Hoping to stave off a law barring minors from sunbeds, the indoor tanning industry on Thursday introduced voluntary rules for tanners 17 and younger.
Nearly 100 tanning salons in Connecticut say they will abide by the new protocols, which allow children under 16 to use sunbeds only with a doctor’s note. The proposal allows 16- and 17-year-olds to tan, but they must obtain written consent from a parent, and that parent must be accompany the tanner to his or her first session.
“We’ve always operated since the mid ’80s under regulation,” said Tom Kelleher, owner of Tommy’s Tanning, a chain of 14 salons in Connecticut. “We have no problem with it, we like it. So what were doing is…codifying…this to do what we do anyway and have the industry…adhere to it as a standard.”
Kelleher and other representatives of the tanning industry came to the Capitol Thursday to discuss the new rules. During the last legislative session, lawmakers considered a bill that would have barred minors from tanning, but the industry fought it off, arguing that preventing minors from tanning beds would make them more likely to tan outdoors, which salon owners say is far more risky.
Critics of indoor tanning hope to raise the ban again this year.
“It is now irrefutable science that tanning bed use by young people, particularly women, is causing early-onset melanoma,” said Nancy Alderman, president of Environment and Human Health, a group pushing for tougher restrictions on the tanning industry. “We protect minors from cigarettes, we protect them from alcohol use…we must protect these minors from using tanning beds.”

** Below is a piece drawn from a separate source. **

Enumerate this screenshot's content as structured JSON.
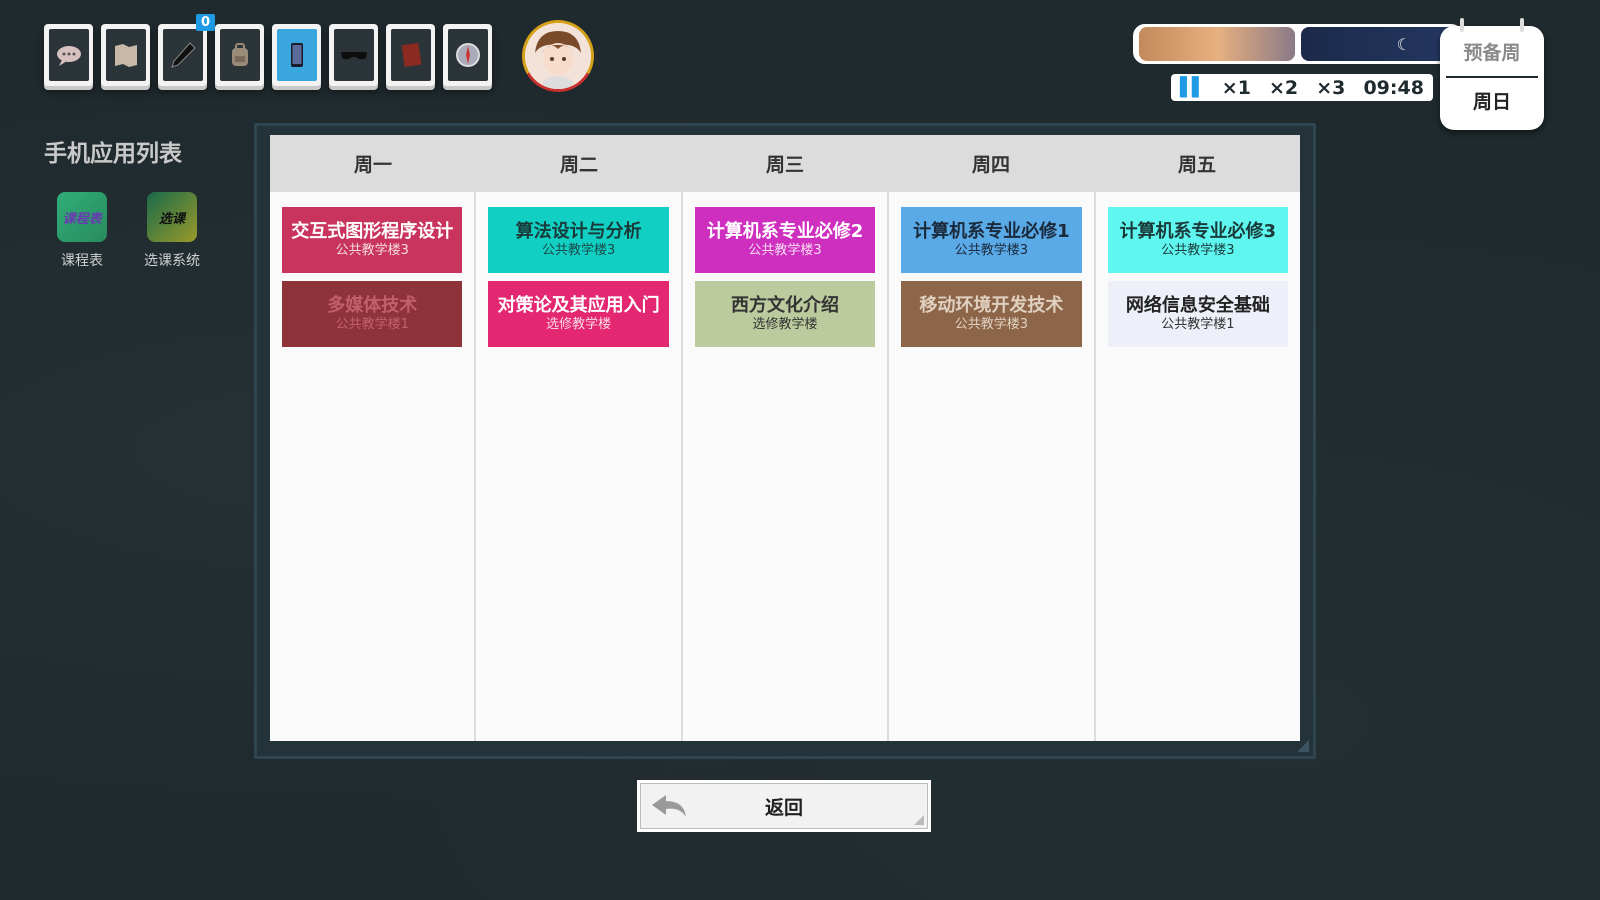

Alderman said the industry’s proposal is merely an attempt to avoid an outright prohibition on youth tanning but, she said, voluntary restrictions won’t work, any more than voluntary restrictions on teen alcohol use would.

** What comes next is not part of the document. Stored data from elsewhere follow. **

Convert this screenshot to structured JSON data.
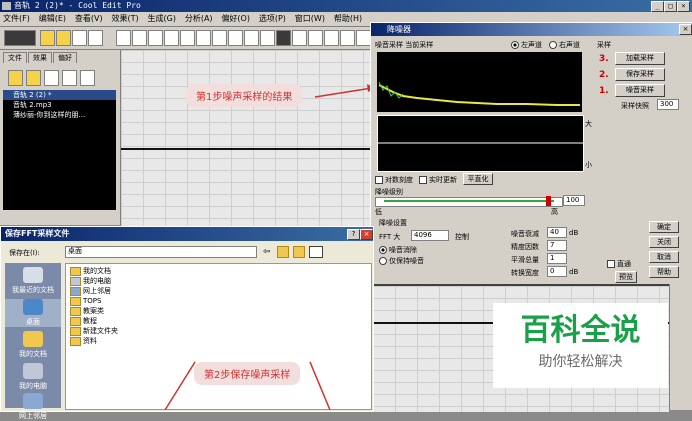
{
  "main_window": {
    "title": "音轨  2 (2)* - Cool Edit Pro",
    "menu": [
      "文件(F)",
      "编辑(E)",
      "查看(V)",
      "效果(T)",
      "生成(G)",
      "分析(A)",
      "偏好(O)",
      "选项(P)",
      "窗口(W)",
      "帮助(H)"
    ],
    "left_tabs": [
      "文件",
      "效果",
      "偏好"
    ],
    "files": [
      "音轨 2 (2) *",
      "音轨 2.mp3",
      "薄纱丽-你到这样的朋..."
    ]
  },
  "annotations": {
    "step1": "第1步噪声采样的结果",
    "step2": "第2步保存噪声采样"
  },
  "noise_dialog": {
    "title": "降噪器",
    "profile_label": "噪音采样 当前采样",
    "left_channel": "左声道",
    "right_channel": "右声道",
    "high_label": "大",
    "low_label": "小",
    "log_scale": "对数刻度",
    "live_update": "实时更新",
    "flatten": "平直化",
    "level_label": "降噪级别",
    "level_low": "低",
    "level_high": "高",
    "level_value": "100",
    "sampling_group": "采样",
    "step3_num": "3.",
    "step2_num": "2.",
    "step1_num": "1.",
    "load_sample": "加载采样",
    "save_sample": "保存采样",
    "get_sample": "噪音采样",
    "snapshots_label": "采样快照",
    "snapshots_value": "300",
    "settings_group": "降噪设置",
    "fft_label": "FFT 大",
    "fft_value": "4096",
    "control": "控制",
    "remove_noise": "噪音消除",
    "keep_noise": "仅保持噪音",
    "attenuation_label": "噪音衰减",
    "attenuation_value": "40",
    "attenuation_unit": "dB",
    "precision_label": "精度因数",
    "precision_value": "7",
    "smoothing_label": "平滑总量",
    "smoothing_value": "1",
    "transition_label": "转换宽度",
    "transition_value": "0",
    "transition_unit": "dB",
    "bypass": "直通",
    "ok": "确定",
    "close": "关闭",
    "cancel": "取消",
    "preview": "预览",
    "help": "帮助"
  },
  "save_dialog": {
    "title": "保存FFT采样文件",
    "save_in_label": "保存在(I):",
    "save_in_value": "桌面",
    "places": [
      "我最近的文档",
      "桌面",
      "我的文档",
      "我的电脑",
      "网上邻居"
    ],
    "items": [
      "我的文档",
      "我的电脑",
      "网上邻居",
      "TOPS",
      "教案类",
      "教程",
      "新建文件夹",
      "资料"
    ]
  },
  "watermark": {
    "main": "百科全说",
    "sub": "助你轻松解决"
  },
  "colors": {
    "accent_red": "#d43030",
    "watermark_green": "#1aa048"
  }
}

“We need a law,” she said, noting that groups such as the American Cancer Society and the American Academy of Pediatrics all support banning minors from indoor tanning salons.
Kelleher and other industry representatives dispute Alderman’s assertions and said she won’t rest until indoor tanning is outlawed. ”What we’re trying to do it operate responsibly, like we always have,” Kelleher said. “We have no problem with legislation, we have a problem with non-existence.”

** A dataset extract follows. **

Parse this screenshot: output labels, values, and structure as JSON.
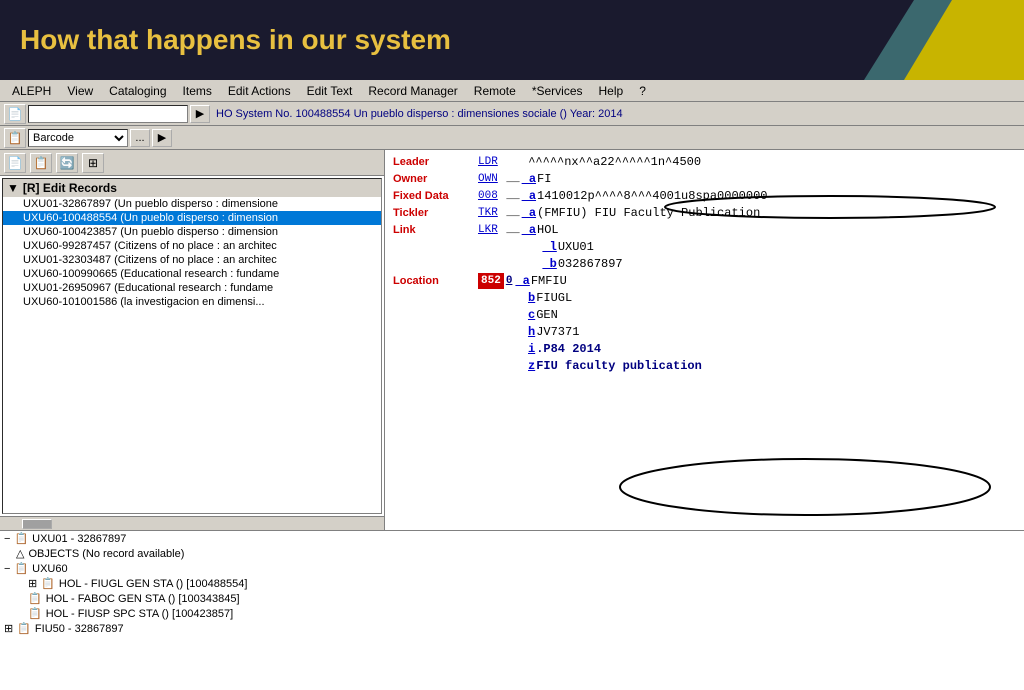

Kelleher said less than one percent of his customers are minors. “There’s a huge misperception,” he said. “People think: tanning, spring break.” In reality, he said, tanning customers are older, and more likely to be men, than the stereotype would have it.
He said physicians sometimes prescribe tanning for patients to treat auto-immune diseases and seasonal affective disorder, among other illnesses.